RMSNorm#

class RMSNorm(dim, eps=1e-6, use_quack=True)#

Bases: Module

Root Mean Square Layer Normalization (Zhang & Sennrich, arXiv:1910.07467).

Normalises a tensor over its last dimension using RMS statistics, then scales the result by a learned per-channel weight:

RMS(x) = sqrt( mean(x²) + ε )      # scalar per token
out    = (x / RMS(x)) * γ           # γ broadcast over leading dims

Accepts tensors of any shape [*leading, D]; only the last dimension is normalised. The learned weight γ has shape (D,) and is excluded from weight decay via the _no_weight_decay tag.

Backend selection (see module docstring for full details):

  • use_quack=True (default): QuACK fused kernel on SM ≥ 9.0 GPUs. Falls back to PyTorch automatically on older GPUs.

  • use_quack=False: Pure PyTorch; preferred under torch.compile.

weight#

Learnable scale γ of shape (dim,), ones-initialised. Tagged _no_weight_decay = True.

Type:

nn.Parameter

eps#

Stability constant added inside the square root.

Type:

float

use_quack#

Whether to attempt the QuACK kernel path.

Type:

bool

Parameters:
  • dim (int) – Size of the last dimension D to normalise over.

  • eps (float) – Small positive constant for numerical stability. Default 1e-6.

  • use_quack (bool) – If True (default), use the QuACK fused kernel when available. Set to False to force the PyTorch path, which lets torch.compile fuse the norm with surrounding ops.

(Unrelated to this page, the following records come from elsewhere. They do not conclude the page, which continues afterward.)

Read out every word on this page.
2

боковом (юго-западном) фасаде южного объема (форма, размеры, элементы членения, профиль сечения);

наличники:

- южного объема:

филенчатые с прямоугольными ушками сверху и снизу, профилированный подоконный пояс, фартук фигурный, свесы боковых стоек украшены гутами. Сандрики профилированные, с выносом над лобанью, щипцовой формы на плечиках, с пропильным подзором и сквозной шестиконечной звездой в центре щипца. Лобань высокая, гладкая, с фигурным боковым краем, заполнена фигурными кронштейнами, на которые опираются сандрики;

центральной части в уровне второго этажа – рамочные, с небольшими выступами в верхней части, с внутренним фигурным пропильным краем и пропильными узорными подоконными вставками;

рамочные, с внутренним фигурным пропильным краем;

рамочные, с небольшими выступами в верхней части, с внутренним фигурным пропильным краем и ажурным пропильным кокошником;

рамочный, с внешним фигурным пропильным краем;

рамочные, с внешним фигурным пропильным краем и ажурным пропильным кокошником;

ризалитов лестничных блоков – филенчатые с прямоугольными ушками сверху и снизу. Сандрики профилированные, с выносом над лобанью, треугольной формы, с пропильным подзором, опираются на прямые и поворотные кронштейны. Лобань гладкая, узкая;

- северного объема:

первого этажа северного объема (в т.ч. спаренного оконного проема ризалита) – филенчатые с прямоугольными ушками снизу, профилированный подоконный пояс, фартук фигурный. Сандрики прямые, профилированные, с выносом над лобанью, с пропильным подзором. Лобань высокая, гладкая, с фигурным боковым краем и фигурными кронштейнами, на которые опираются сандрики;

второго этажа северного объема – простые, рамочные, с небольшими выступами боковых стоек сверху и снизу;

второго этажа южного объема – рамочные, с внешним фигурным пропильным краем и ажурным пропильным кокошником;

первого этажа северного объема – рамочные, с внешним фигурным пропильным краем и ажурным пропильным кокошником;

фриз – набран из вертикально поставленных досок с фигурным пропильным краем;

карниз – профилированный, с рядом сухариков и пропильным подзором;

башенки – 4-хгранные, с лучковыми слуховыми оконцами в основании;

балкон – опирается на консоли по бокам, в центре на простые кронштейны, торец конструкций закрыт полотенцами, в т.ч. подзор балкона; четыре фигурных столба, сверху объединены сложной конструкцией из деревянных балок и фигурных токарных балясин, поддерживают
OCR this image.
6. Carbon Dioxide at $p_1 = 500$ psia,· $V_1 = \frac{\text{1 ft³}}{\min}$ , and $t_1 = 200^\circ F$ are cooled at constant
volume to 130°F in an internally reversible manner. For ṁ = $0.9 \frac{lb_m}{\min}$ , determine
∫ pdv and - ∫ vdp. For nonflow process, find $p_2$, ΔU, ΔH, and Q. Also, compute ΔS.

__init__(dim, eps=1e-6, use_quack=True)#

Initialise RMSNorm with ones-initialised weight.

Parameters:
  • dim (int) – Channel dimension D; determines the shape of weight.

  • eps (float) – Stability constant added to the RMS denominator. Default 1e-6.

  • use_quack (bool) – Enable QuACK kernel path. Default True.

flop_count(num_tokens)#

Count FLOPs for RMS normalization over num_tokens token vectors.

Operations per token (D = self.weight.shape[0]):
  1. Square each element: D FLOPs

  2. Mean over D + rsqrt: D FLOPs (amortized reduction + 1 rsqrt)

  3. Multiply by learned scale: D FLOPs

Total: 3 * num_tokens * D.

Parameters:

num_tokens (int) – Number of token vectors being normalized.

Returns:

Total FLOPs as an integer.

Return type:

int

forward(x)#

Apply RMS normalisation over the last dimension.

Parameters:

x (Tensor) – Input tensor of shape [*leading, D]. Any number of leading dimensions is supported; only the last axis is normalised.

Returns:

Normalised and scaled tensor, same shape and dtype as x.

Return type:

torch.Tensor